- Sauté protein-rich shrimp fragrantly with ghee (or grass-fed butter). Perfect as a post-workout snack.
- Preparation is simple. Remove shells and devein, lightly season with salt, then marinate for better flavor absorption.
- The trick is to cook quickly over medium-high to high heat. Be careful not to overcook, as it will become tough.
- Easily customizable with herbs and spices. Adding lemon or chili flakes for acidity and spice will whet your appetite.
Introduction: Easy, Healthy, and Satisfying Shrimp Sauté
Shrimp is a low-fat, protein-rich ingredient that is also quick and convenient to cook. We tried sautéing it with ghee (grass-fed butter), and it became a satisfying dish with enhanced aroma and richness. It's perfect for protein replenishment after a workout, as a main dish on busy days, or as a wine snack. Here, we will clearly introduce tips, variations, and nutritional guidelines based on our original recipe.

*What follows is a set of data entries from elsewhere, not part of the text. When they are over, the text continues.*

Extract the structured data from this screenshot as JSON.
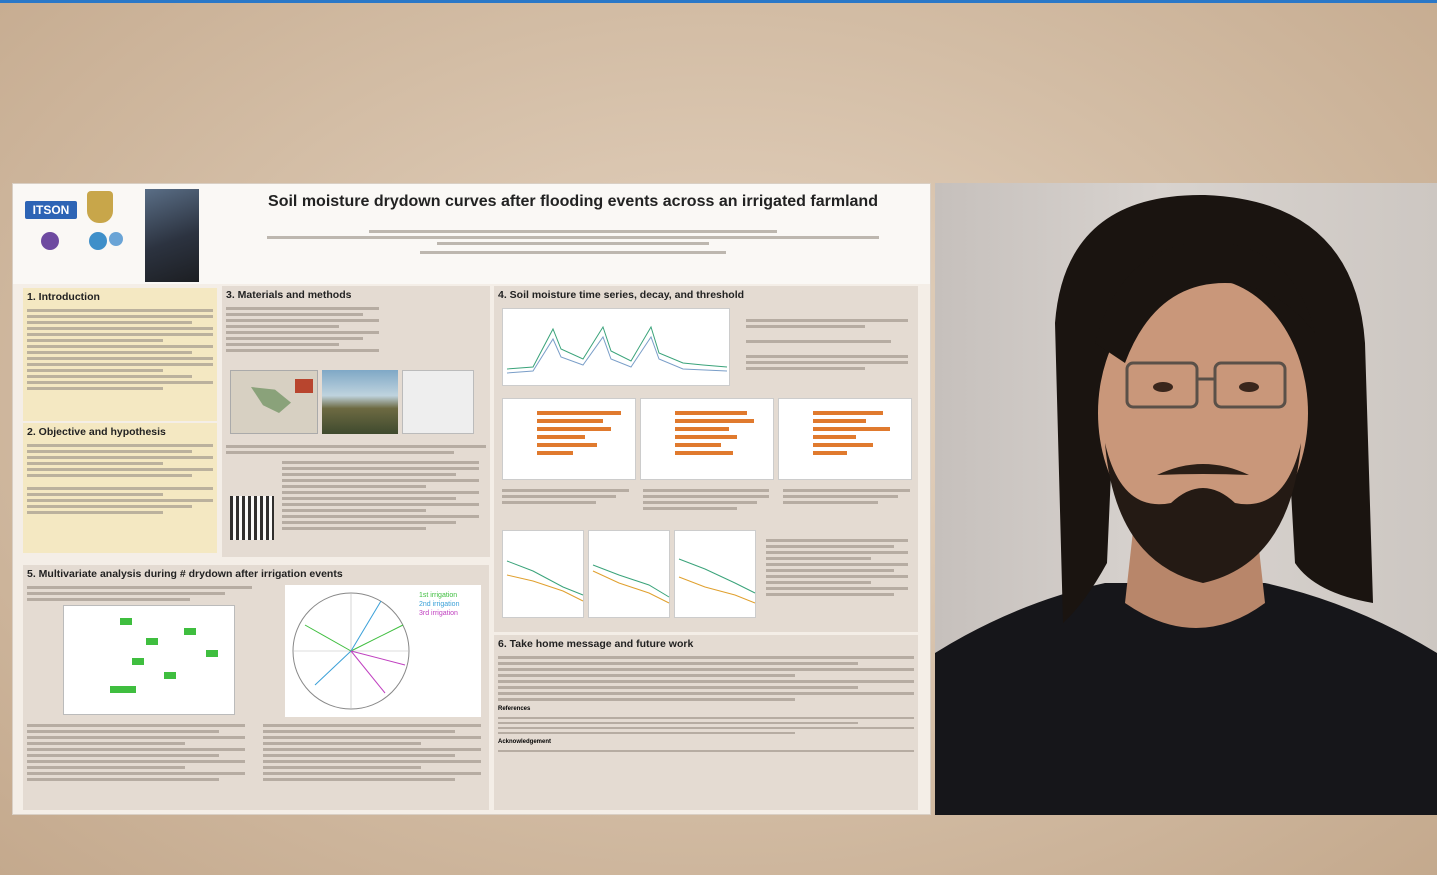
{
  "poster": {
    "title": "Soil moisture drydown curves after flooding events across an irrigated farmland",
    "logo_itson": "ITSON",
    "sections": {
      "introduction": "1. Introduction",
      "objective": "2. Objective and hypothesis",
      "methods": "3. Materials and methods",
      "timeseries": "4. Soil moisture time series, decay, and threshold",
      "multivariate": "5. Multivariate analysis during # drydown after irrigation events",
      "takehome": "6. Take home message and future work"
    },
    "legend": {
      "irrig1": "1st irrigation",
      "irrig2": "2nd irrigation",
      "irrig3": "3rd irrigation"
    },
    "subheads": {
      "references": "References",
      "acknowledgement": "Acknowledgement"
    }
  },
  "colors": {
    "accent_line": "#2a78c8",
    "section_yellow": "#f4e8c2",
    "section_gray": "#e4dbd2",
    "bar_orange": "#e07a2e",
    "cell_green": "#3fbe3f"
  }
}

Ingredients and Nutritional Guidelines
Ingredients (2 servings, cooking time approx. 15 minutes)
- Peeled shrimp (shelled and deveined) 200g
- Ghee (or grass-fed butter) 1 tbsp (approx. 15g)
- Garlic 1 clove (minced)
- Paprika powder 1/2 tsp
- Dried herbs (oregano, thyme, rosemary, etc.) a pinch
- Lemon juice 1 tbsp
- Salt a pinch (for seasoning and finishing)

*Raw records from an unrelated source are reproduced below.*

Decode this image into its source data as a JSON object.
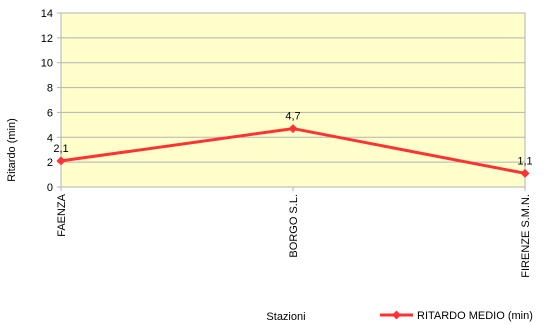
{
  "chart_data": {
    "type": "line",
    "title": "",
    "xlabel": "Stazioni",
    "ylabel": "Ritardo (min)",
    "ylim": [
      0,
      14
    ],
    "yticks": [
      0,
      2,
      4,
      6,
      8,
      10,
      12,
      14
    ],
    "grid": true,
    "legend_position": "bottom-right",
    "plot_background": "#ffffcc",
    "categories": [
      "FAENZA",
      "BORGO S.L.",
      "FIRENZE S.M.N."
    ],
    "series": [
      {
        "name": "RITARDO MEDIO (min)",
        "values": [
          2.1,
          4.7,
          1.1
        ],
        "labels": [
          "2,1",
          "4,7",
          "1,1"
        ],
        "color": "#ff3333"
      }
    ]
  }
}
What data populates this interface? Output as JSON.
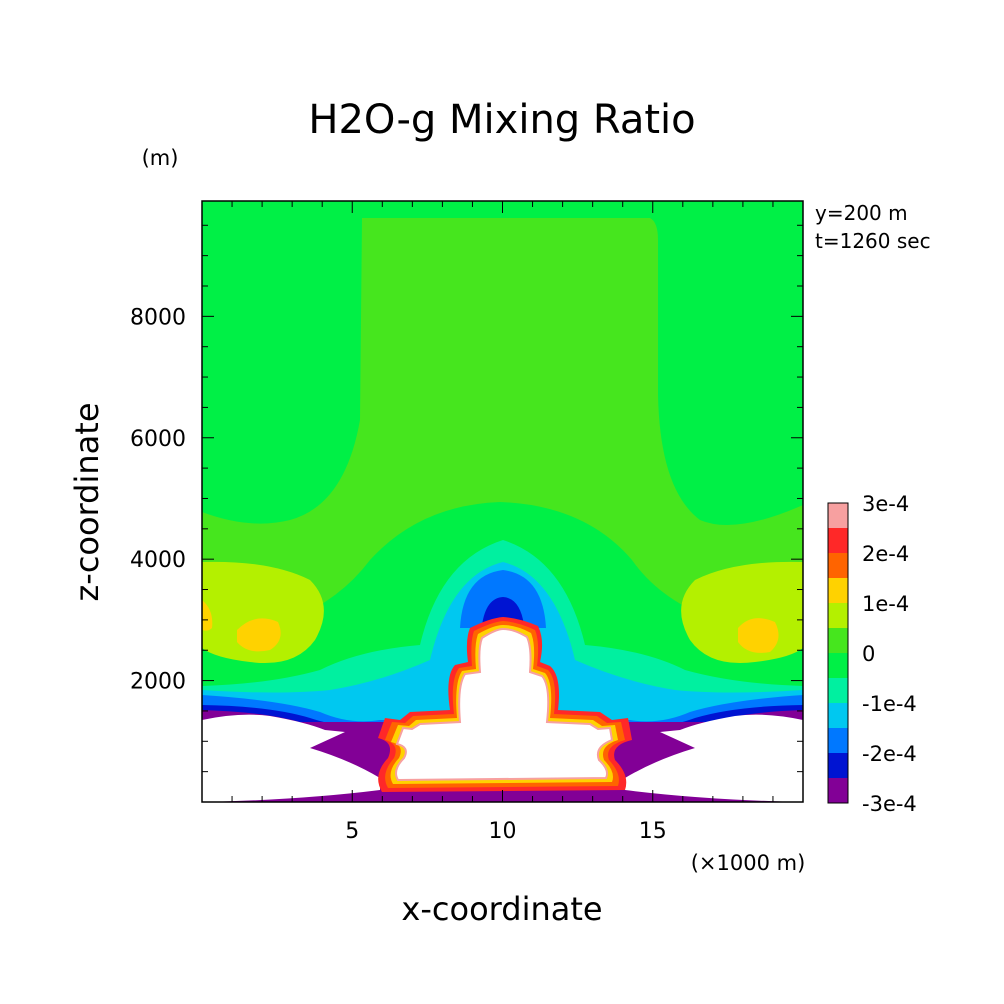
{
  "chart_data": {
    "type": "heatmap",
    "title": "H2O-g Mixing Ratio",
    "xlabel": "x-coordinate",
    "ylabel": "z-coordinate",
    "x_unit": "(×1000 m)",
    "y_unit": "(m)",
    "annotations": [
      "y=200 m",
      "t=1260 sec"
    ],
    "xlim": [
      0,
      20
    ],
    "ylim": [
      0,
      9900
    ],
    "x_ticks": [
      5,
      10,
      15
    ],
    "x_tick_labels": [
      "5",
      "10",
      "15"
    ],
    "y_ticks": [
      2000,
      4000,
      6000,
      8000
    ],
    "y_tick_labels": [
      "2000",
      "4000",
      "6000",
      "8000"
    ],
    "grid": false,
    "colorbar": {
      "label_values": [
        0.0003,
        0.0002,
        0.0001,
        0,
        -0.0001,
        -0.0002,
        -0.0003
      ],
      "labels": [
        "3e-4",
        "2e-4",
        "1e-4",
        "0",
        "-1e-4",
        "-2e-4",
        "-3e-4"
      ],
      "levels_top_to_bottom": [
        {
          "min": 0.00025,
          "max": 0.0003,
          "color": "#f7a0a0"
        },
        {
          "min": 0.0002,
          "max": 0.00025,
          "color": "#ff2828"
        },
        {
          "min": 0.00015,
          "max": 0.0002,
          "color": "#ff6400"
        },
        {
          "min": 0.0001,
          "max": 0.00015,
          "color": "#ffd200"
        },
        {
          "min": 5e-05,
          "max": 0.0001,
          "color": "#b4f000"
        },
        {
          "min": 0,
          "max": 5e-05,
          "color": "#46e61e"
        },
        {
          "min": -5e-05,
          "max": 0,
          "color": "#00f046"
        },
        {
          "min": -0.0001,
          "max": -5e-05,
          "color": "#00f0a0"
        },
        {
          "min": -0.00015,
          "max": -0.0001,
          "color": "#00c8f0"
        },
        {
          "min": -0.0002,
          "max": -0.00015,
          "color": "#0078ff"
        },
        {
          "min": -0.00025,
          "max": -0.0002,
          "color": "#0014d2"
        },
        {
          "min": -0.0003,
          "max": -0.00025,
          "color": "#820096"
        }
      ]
    }
  }
}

- Black pepper, chili flakes to taste a pinch
Nutritional Guidelines
200g of shrimp is high in protein, about 40-50g, and even with ghee, one serving is approximately 200-300kcal (may vary depending on seasoning and side dishes). It is suitable for those who want to consume plenty of protein or are on a diet.

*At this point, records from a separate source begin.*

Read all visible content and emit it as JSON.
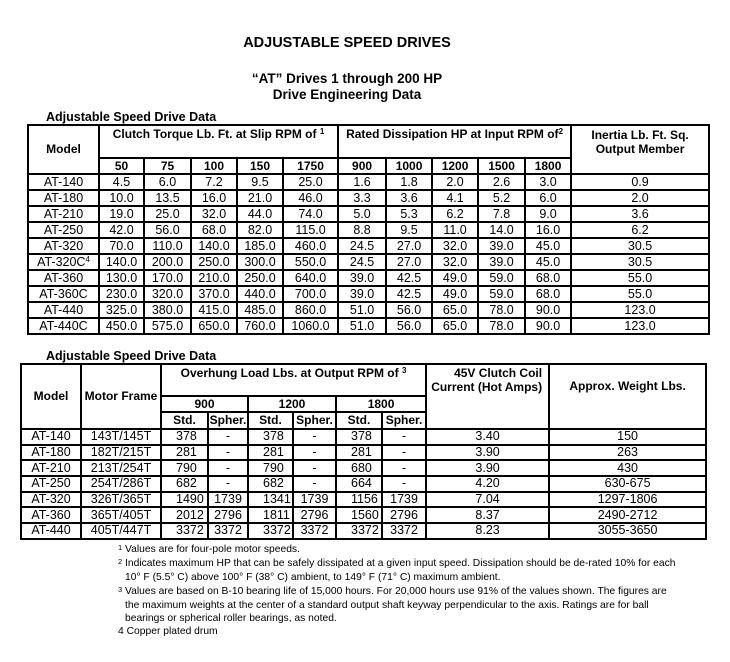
{
  "title": "ADJUSTABLE SPEED DRIVES",
  "subtitle1": "“AT” Drives 1 through 200 HP",
  "subtitle2": "Drive Engineering Data",
  "table1": {
    "caption": "Adjustable Speed Drive Data",
    "model_header": "Model",
    "torque_header": "Clutch Torque Lb. Ft. at Slip RPM of",
    "torque_note": "1",
    "dissipation_header": "Rated Dissipation HP at Input RPM of",
    "dissipation_note": "2",
    "inertia_header": "Inertia Lb. Ft. Sq. Output Member",
    "torque_rpms": [
      "50",
      "75",
      "100",
      "150",
      "1750"
    ],
    "dissipation_rpms": [
      "900",
      "1000",
      "1200",
      "1500",
      "1800"
    ],
    "rows": [
      {
        "model": "AT-140",
        "note": "",
        "values": [
          "4.5",
          "6.0",
          "7.2",
          "9.5",
          "25.0",
          "1.6",
          "1.8",
          "2.0",
          "2.6",
          "3.0",
          "0.9"
        ]
      },
      {
        "model": "AT-180",
        "note": "",
        "values": [
          "10.0",
          "13.5",
          "16.0",
          "21.0",
          "46.0",
          "3.3",
          "3.6",
          "4.1",
          "5.2",
          "6.0",
          "2.0"
        ]
      },
      {
        "model": "AT-210",
        "note": "",
        "values": [
          "19.0",
          "25.0",
          "32.0",
          "44.0",
          "74.0",
          "5.0",
          "5.3",
          "6.2",
          "7.8",
          "9.0",
          "3.6"
        ]
      },
      {
        "model": "AT-250",
        "note": "",
        "values": [
          "42.0",
          "56.0",
          "68.0",
          "82.0",
          "115.0",
          "8.8",
          "9.5",
          "11.0",
          "14.0",
          "16.0",
          "6.2"
        ]
      },
      {
        "model": "AT-320",
        "note": "",
        "values": [
          "70.0",
          "110.0",
          "140.0",
          "185.0",
          "460.0",
          "24.5",
          "27.0",
          "32.0",
          "39.0",
          "45.0",
          "30.5"
        ]
      },
      {
        "model": "AT-320C",
        "note": "4",
        "values": [
          "140.0",
          "200.0",
          "250.0",
          "300.0",
          "550.0",
          "24.5",
          "27.0",
          "32.0",
          "39.0",
          "45.0",
          "30.5"
        ]
      },
      {
        "model": "AT-360",
        "note": "",
        "values": [
          "130.0",
          "170.0",
          "210.0",
          "250.0",
          "640.0",
          "39.0",
          "42.5",
          "49.0",
          "59.0",
          "68.0",
          "55.0"
        ]
      },
      {
        "model": "AT-360C",
        "note": "",
        "values": [
          "230.0",
          "320.0",
          "370.0",
          "440.0",
          "700.0",
          "39.0",
          "42.5",
          "49.0",
          "59.0",
          "68.0",
          "55.0"
        ]
      },
      {
        "model": "AT-440",
        "note": "",
        "values": [
          "325.0",
          "380.0",
          "415.0",
          "485.0",
          "860.0",
          "51.0",
          "56.0",
          "65.0",
          "78.0",
          "90.0",
          "123.0"
        ]
      },
      {
        "model": "AT-440C",
        "note": "",
        "values": [
          "450.0",
          "575.0",
          "650.0",
          "760.0",
          "1060.0",
          "51.0",
          "56.0",
          "65.0",
          "78.0",
          "90.0",
          "123.0"
        ]
      }
    ]
  },
  "table2": {
    "caption": "Adjustable Speed Drive Data",
    "model_header": "Model",
    "frame_header": "Motor Frame",
    "overhung_header": "Overhung Load Lbs. at Output RPM of",
    "overhung_note": "3",
    "rpms": [
      "900",
      "1200",
      "1800"
    ],
    "std_label": "Std.",
    "spher_label": "Spher.",
    "coil_header": "45V Clutch Coil Current (Hot Amps)",
    "weight_header": "Approx. Weight Lbs.",
    "rows": [
      [
        "AT-140",
        "143T/145T",
        "378",
        "-",
        "378",
        "-",
        "378",
        "-",
        "3.40",
        "150"
      ],
      [
        "AT-180",
        "182T/215T",
        "281",
        "-",
        "281",
        "-",
        "281",
        "-",
        "3.90",
        "263"
      ],
      [
        "AT-210",
        "213T/254T",
        "790",
        "-",
        "790",
        "-",
        "680",
        "-",
        "3.90",
        "430"
      ],
      [
        "AT-250",
        "254T/286T",
        "682",
        "-",
        "682",
        "-",
        "664",
        "-",
        "4.20",
        "630-675"
      ],
      [
        "AT-320",
        "326T/365T",
        "1490",
        "1739",
        "1341",
        "1739",
        "1156",
        "1739",
        "7.04",
        "1297-1806"
      ],
      [
        "AT-360",
        "365T/405T",
        "2012",
        "2796",
        "1811",
        "2796",
        "1560",
        "2796",
        "8.37",
        "2490-2712"
      ],
      [
        "AT-440",
        "405T/447T",
        "3372",
        "3372",
        "3372",
        "3372",
        "3372",
        "3372",
        "8.23",
        "3055-3650"
      ]
    ]
  },
  "footnotes": [
    {
      "num": "1",
      "text": "Values are for four-pole motor speeds."
    },
    {
      "num": "2",
      "text": "Indicates maximum HP that can be safely dissipated at a given input speed. Dissipation should be de-rated 10% for each 10° F (5.5° C) above 100° F (38° C) ambient, to 149° F (71° C) maximum ambient."
    },
    {
      "num": "3",
      "text": "Values are based on B-10 bearing life of 15,000 hours. For 20,000 hours use 91% of the values shown. The figures are the maximum weights at the center of a standard output shaft keyway perpendicular to the axis. Ratings are for ball bearings or spherical roller bearings, as noted."
    },
    {
      "num": "4",
      "text": "Copper plated drum"
    }
  ]
}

How to Make (Steps and Cooking Tips)
Preparation
- Peel the shrimp, leaving the tail on or removing it as preferred, and carefully remove the veins. Sprinkle lightly with salt, let sit for a few minutes, then rinse quickly with water to reduce odor.
- In a bowl, combine shrimp, minced garlic, paprika powder, dried herbs, salt, and melted ghee, mix well, and let marinate for about 10 minutes to absorb the flavors.
Sautéing Tips
- Heat the frying pan thoroughly, then add ghee. Ghee is suitable for sautéing as it is less likely to burn and releases its aroma easily.
- Arrange the shrimp in a single layer without overlapping and cook over medium-high to high heat for about 30-60 seconds per side until they change color and are lightly browned. Flip and cook for another 30-60 seconds. Be careful not to overcook, as they can become tough, so finish quickly.
- Finally, drizzle with lemon juice, taste and adjust seasoning with salt and black pepper, then plate and serve.
When we tried it, marinating for about 10 minutes allowed the flavors of garlic and herbs to transfer nicely to the shrimp, making it satisfying even with a simple cooking method.
Variations and Serving Suggestions
Easy Variations
- Spicy: Add chili flakes for a snack that pairs well with beer or wine.
- Mediterranean style: Garnish with olives, sun-dried tomatoes, and Italian parsley for a colorful dish.
- Asian style: Combine with fish sauce, lime, and chopped cilantro for an ethnic twist.
Menu Ideas
- Top a salad for a protein-rich lunch.
- Serve over brown rice or quinoa as a satisfying main meal.
- Enjoy as an appetizer on baguette slices or wrapped in lettuce like tacos.
Storage and Precautions
It is recommended to consume within 2 days when stored in the refrigerator after cooking. If freezing, freeze the shrimp before cooking to preserve flavor, and thaw naturally before use. Shrimp can become tough if overcooked, so cooking for a short time is key. Also, individuals with shellfish allergies or those who are pregnant should exercise caution when consuming.
Conclusion
Shrimp sauté is a satisfying dish that requires few ingredients and a short cooking time. Using ghee or grass-fed butter enhances its aroma and richness, making it perfect for post-workout protein replenishment or as a main dish on busy days. Our experience shows that even with a simple cooking method, adding herbs and lemon can make it elegant, making it recommended for weekend meals or entertaining. Please try arranging it with your favorite herbs and side dishes.
Disclaimer: The information in this article is for general informational purposes only and does not constitute medical advice. Please consult a qualified healthcare professional before making any health-related decisions.